Tennessee does not have an income tax and relies heavily on sales taxes. Collections were sharply lower in fiscal 2009 and fiscal 2010, Offerman said.

“The state has closed gaps arising from weak revenue collections through fiscal 2010 and in the enacted fiscal 2011 budget by reliance on spending cuts, federal stimulus aid, and reserve draws,” he said. “Reserve balances, while lower, remain a source of flexibility and the state expects to return to structural balance by fiscal 2012.”

Fiscal 2010 ended with a fund balance of $276 million and with reserve balances of $887 million.

Standard & Poor’s analyst Theodore Chapman noted that Tennessee has suffered from the recession and a loss of jobs, particularly in manufacturing, but the state’s economy “has the potential to remain resilient despite still-soft U.S. economic conditions.”

The state’s unemployment rate was 9.6% in August, matching the national rate.

However, Chapman said there are signs of improvement.

“The sluggish manufacturing sector got a major boost in July 2008 when Volkswagen Group of America selected a site in Chattanooga to construct a $1 billion assembly plant that will directly employ about 2,000 people by 2011,” he said.

Other recent projects include Nissan’s announcement in July 2009 to do more than $1 billion of upgrades to its Smyrna facility to produce electric hybrid cars and two large photovoltaic solar-energy projects that will soon come on line with 1,000 new jobs.

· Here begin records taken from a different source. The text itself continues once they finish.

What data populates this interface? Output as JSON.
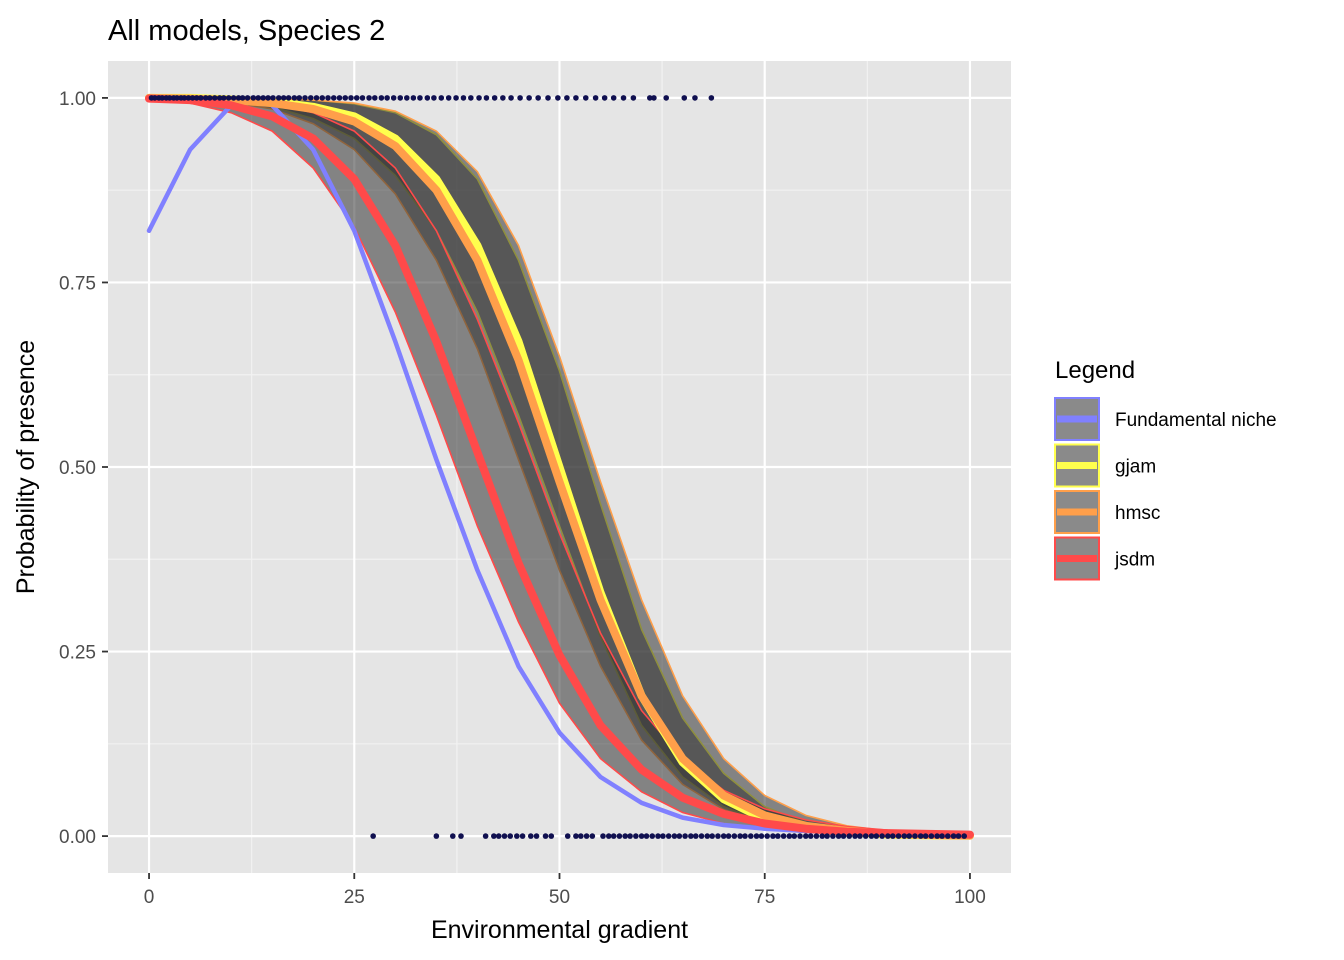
{
  "chart_data": {
    "type": "line",
    "title": "All models, Species 2",
    "xlabel": "Environmental gradient",
    "ylabel": "Probability of presence",
    "xlim": [
      -5,
      105
    ],
    "ylim": [
      -0.05,
      1.05
    ],
    "x_ticks": [
      0,
      25,
      50,
      75,
      100
    ],
    "x_tick_labels": [
      "0",
      "25",
      "50",
      "75",
      "100"
    ],
    "y_ticks": [
      0,
      0.25,
      0.5,
      0.75,
      1
    ],
    "y_tick_labels": [
      "0.00",
      "0.25",
      "0.50",
      "0.75",
      "1.00"
    ],
    "grid": true,
    "legend": {
      "title": "Legend",
      "position": "right",
      "entries": [
        {
          "label": "Fundamental niche",
          "color": "#8080ff"
        },
        {
          "label": "gjam",
          "color": "#ffff4d"
        },
        {
          "label": "hmsc",
          "color": "#ff9f4a"
        },
        {
          "label": "jsdm",
          "color": "#ff4a4a"
        }
      ]
    },
    "series": [
      {
        "name": "Fundamental niche",
        "color": "#8080ff",
        "kind": "line",
        "x": [
          0,
          5,
          10,
          12.5,
          15,
          20,
          25,
          30,
          35,
          40,
          45,
          50,
          55,
          60,
          65,
          70,
          75,
          80,
          85,
          90,
          95,
          100
        ],
        "y": [
          0.82,
          0.93,
          0.99,
          1.0,
          0.99,
          0.93,
          0.82,
          0.67,
          0.51,
          0.36,
          0.23,
          0.14,
          0.08,
          0.045,
          0.025,
          0.015,
          0.01,
          0.007,
          0.005,
          0.003,
          0.002,
          0.001
        ]
      },
      {
        "name": "gjam",
        "color": "#ffff4d",
        "kind": "ribbon",
        "x": [
          0,
          5,
          10,
          15,
          20,
          25,
          30,
          35,
          40,
          45,
          50,
          55,
          60,
          65,
          70,
          75,
          80,
          85,
          90,
          95,
          100
        ],
        "y": [
          1.0,
          1.0,
          0.998,
          0.995,
          0.988,
          0.975,
          0.945,
          0.89,
          0.8,
          0.67,
          0.5,
          0.33,
          0.19,
          0.1,
          0.05,
          0.023,
          0.011,
          0.005,
          0.002,
          0.001,
          0.0005
        ],
        "lower": [
          1.0,
          0.999,
          0.995,
          0.988,
          0.972,
          0.945,
          0.895,
          0.82,
          0.71,
          0.57,
          0.42,
          0.27,
          0.15,
          0.08,
          0.04,
          0.018,
          0.008,
          0.003,
          0.001,
          0.0005,
          0.0002
        ],
        "upper": [
          1.0,
          1.0,
          1.0,
          0.999,
          0.997,
          0.992,
          0.98,
          0.95,
          0.89,
          0.78,
          0.63,
          0.45,
          0.28,
          0.16,
          0.085,
          0.04,
          0.018,
          0.008,
          0.003,
          0.0015,
          0.001
        ]
      },
      {
        "name": "hmsc",
        "color": "#ff9f4a",
        "kind": "ribbon",
        "x": [
          0,
          5,
          10,
          15,
          20,
          25,
          30,
          35,
          40,
          45,
          50,
          55,
          60,
          65,
          70,
          75,
          80,
          85,
          90,
          95,
          100
        ],
        "y": [
          1.0,
          0.999,
          0.997,
          0.993,
          0.985,
          0.968,
          0.935,
          0.875,
          0.78,
          0.645,
          0.48,
          0.32,
          0.19,
          0.105,
          0.055,
          0.028,
          0.014,
          0.007,
          0.003,
          0.0015,
          0.0007
        ],
        "lower": [
          1.0,
          0.999,
          0.994,
          0.985,
          0.965,
          0.93,
          0.87,
          0.78,
          0.66,
          0.51,
          0.36,
          0.23,
          0.13,
          0.07,
          0.036,
          0.018,
          0.008,
          0.004,
          0.002,
          0.001,
          0.0004
        ],
        "upper": [
          1.0,
          1.0,
          1.0,
          0.999,
          0.997,
          0.993,
          0.982,
          0.955,
          0.9,
          0.8,
          0.65,
          0.48,
          0.32,
          0.19,
          0.105,
          0.055,
          0.028,
          0.014,
          0.007,
          0.003,
          0.0015
        ]
      },
      {
        "name": "jsdm",
        "color": "#ff4a4a",
        "kind": "ribbon",
        "x": [
          0,
          5,
          10,
          15,
          20,
          25,
          30,
          35,
          40,
          45,
          50,
          55,
          60,
          65,
          70,
          75,
          80,
          85,
          90,
          95,
          100
        ],
        "y": [
          0.999,
          0.997,
          0.99,
          0.975,
          0.945,
          0.89,
          0.8,
          0.67,
          0.52,
          0.37,
          0.245,
          0.15,
          0.09,
          0.052,
          0.03,
          0.017,
          0.01,
          0.006,
          0.004,
          0.003,
          0.002
        ],
        "lower": [
          0.998,
          0.993,
          0.98,
          0.955,
          0.905,
          0.825,
          0.71,
          0.57,
          0.42,
          0.29,
          0.18,
          0.105,
          0.06,
          0.032,
          0.017,
          0.009,
          0.005,
          0.003,
          0.002,
          0.001,
          0.0005
        ],
        "upper": [
          1.0,
          0.999,
          0.997,
          0.992,
          0.98,
          0.955,
          0.905,
          0.82,
          0.7,
          0.56,
          0.41,
          0.275,
          0.17,
          0.105,
          0.062,
          0.037,
          0.022,
          0.013,
          0.008,
          0.005,
          0.003
        ]
      }
    ],
    "observations": {
      "color": "#101050",
      "presence_y": 1,
      "absence_y": 0,
      "presence_x": [
        0.3,
        0.7,
        1.2,
        1.6,
        2.1,
        2.5,
        3.0,
        3.4,
        3.9,
        4.3,
        4.8,
        5.3,
        5.8,
        6.3,
        6.9,
        7.4,
        8.0,
        8.6,
        9.1,
        9.7,
        10.3,
        10.9,
        11.4,
        12.0,
        12.7,
        13.3,
        13.9,
        14.5,
        15.1,
        15.8,
        16.4,
        17.0,
        17.7,
        18.3,
        19.0,
        19.7,
        20.4,
        21.1,
        21.8,
        22.5,
        23.2,
        23.9,
        24.6,
        25.3,
        26.0,
        26.8,
        27.5,
        28.3,
        29.0,
        29.8,
        30.6,
        31.4,
        32.2,
        33.0,
        33.9,
        34.7,
        35.6,
        36.5,
        37.4,
        38.3,
        39.2,
        40.2,
        41.1,
        42.1,
        43.1,
        44.1,
        45.2,
        46.3,
        47.4,
        48.6,
        49.8,
        50.9,
        52.0,
        53.2,
        54.4,
        55.5,
        56.6,
        57.8,
        59.0,
        61.0,
        61.5,
        63.0,
        65.2,
        66.5,
        68.5
      ],
      "absence_x": [
        27.3,
        35.0,
        37.0,
        38.0,
        41.0,
        42.0,
        42.6,
        43.3,
        44.0,
        44.8,
        45.5,
        46.5,
        47.2,
        48.3,
        49.0,
        51.0,
        52.0,
        52.6,
        53.3,
        54.0,
        55.3,
        56.0,
        56.6,
        57.3,
        58.0,
        58.6,
        59.3,
        60.0,
        60.6,
        61.3,
        62.0,
        62.6,
        63.3,
        64.0,
        64.6,
        65.3,
        66.0,
        66.6,
        67.3,
        68.0,
        68.6,
        69.3,
        70.0,
        70.6,
        71.3,
        72.0,
        72.6,
        73.3,
        74.0,
        74.6,
        75.3,
        76.0,
        76.6,
        77.3,
        78.0,
        78.6,
        79.3,
        80.0,
        80.6,
        81.3,
        82.0,
        82.6,
        83.3,
        84.0,
        84.6,
        85.3,
        86.0,
        86.6,
        87.3,
        88.0,
        88.6,
        89.3,
        90.0,
        90.6,
        91.3,
        92.0,
        92.6,
        93.3,
        94.0,
        94.6,
        95.3,
        96.0,
        96.6,
        97.3,
        98.0,
        98.6,
        99.3
      ]
    }
  }
}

Chapman said the stable outlook on the state’s GO debt reflects sound reserve levels and proactive cost-containment measures that, along with federal stimulus funds, would allow Tennessee to maintain its financial profile in the coming years.

The state’s financial adviser is Public Financial Management Inc. Hawkins Delafield & Wood LLP is bond counsel.

In other recent state agency sales, the Tennessee State School Bond Authority sold $212.4 million of QSCBs on Sept. 22 as the final tranche of the state’s federal allocation.

The authority also sold $245 million of higher education program bonds on Sept. 1.

The Tennessee Housing Development Agency sold $120.7 million of homeownership program bonds on Sept. 23.